He survived beatings, shootings, stabbings and poisonings, but not the transition to theater.

Thanks to rush tickets, you’re only an early morning and $39 away from seeing any show on Broadway. But how do you know it’s worth it? Bwog offers a handy guide to which musical or play you’re sure to like, according to your favorite meal spot on campus.

John Jay – Anastasia

You’ve been wandering in the frozen wastes of St. Petersburg for what seems like years, your memory a sea of blankness – wait, no, you’re just standing in front of the air conditioners. If you’re a fan of the dining hall with the most early-20th century architecture and the longest tables, you’re probably full of nostalgia and a healthy appreciation for communism. Go see Anastasia. It may have cut out Russia’s greatest love machine, but you’ll be humming “Ra Ra Rasputin” the whole time anyway.

JJ’s – Pretty Woman
Let’s be real: you’re not here for substance. You want something hot, fast and satisfying. You’re probably drunk and horny, which is the ideal mindset for seeing Pretty Woman. Is the plot good? No. Is Samantha Barks unbelievably gorgeous and talented? Yes. Are you over your Les Misérables phase? Probably not. Should you get another order of curly fries? If God can’t stop you, neither can I.

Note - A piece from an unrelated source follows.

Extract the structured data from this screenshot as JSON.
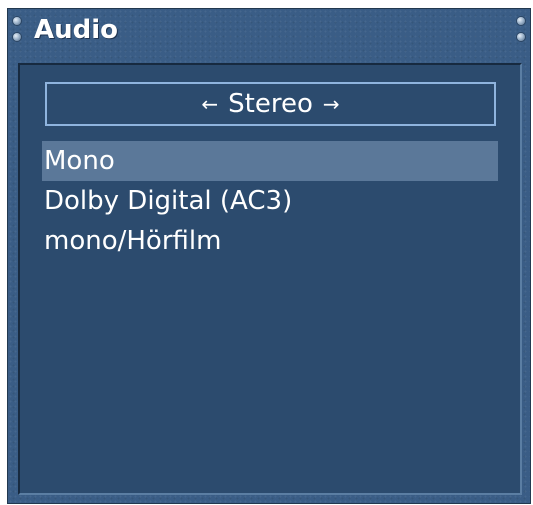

Diana – The Lifespan of a Fact
You are paralyzed by indecision. You have a paper due in 3 hours and you can’t figure out whether or not a soda, two orders of fries and a large salad packed into a small box counts as a single meal swipe. If your Twitter is anything to go by, you LOVE Harry Potter but HATE J.K. Rowling, so Cursed Child is out of the question. Instead, watch Daniel Radcliffe be paralyzed by indecision for 2 hours in a very competent American accent. Grab some cookies on your way to the theater. No, wait! The cookies are an entrée! THE COOKIES ARE AN ENTRÉE!!!

Ferris – The Prom
You appreciate bright colors, bodily flexibility, and dazzling displays of treats. You’ll stick to the basics (pasta bowl) with a sprinkle of the new on top (olive-pesto-pineapple? Why not!) You are either straight or just a little gay, making The Prom’s watered-down but overwhelmingly positive message of acceptance just right for you.  Next time you’re waiting in that long pasta line, snap up some tickets for a heartwarming show about a high schooler who wants to take her girlfriend to prom, and the Broadway stars who swoop in to make everything worse.

Hewitt – Waitress
Maybe you’re disillusioned. Maybe you’re stuck. Maybe you’re a simple woman/Jew/confused prospie looking for the residence hall, and all you want is some conversation and a home-baked dessert made with love. Waitress is the underrated, surprisingly dirty musical that’s perfect for lovers of an underrated, surprisingly dirty (or is it?) dining hall.

Bonus: Milstein Coffee Bar – The Band’s Visit
Your class schedule said MIL. You ended up in Milstein instead of Milbank. The only thing worse would be mixing up Petah Tikvah with Beit Hatikvah and winding up in a small town in the middle of the desert, where you and your bandmates form unlikely friendships with disillusioned Israelis through the power of music. All will end in love, understanding and/or old avocado toast.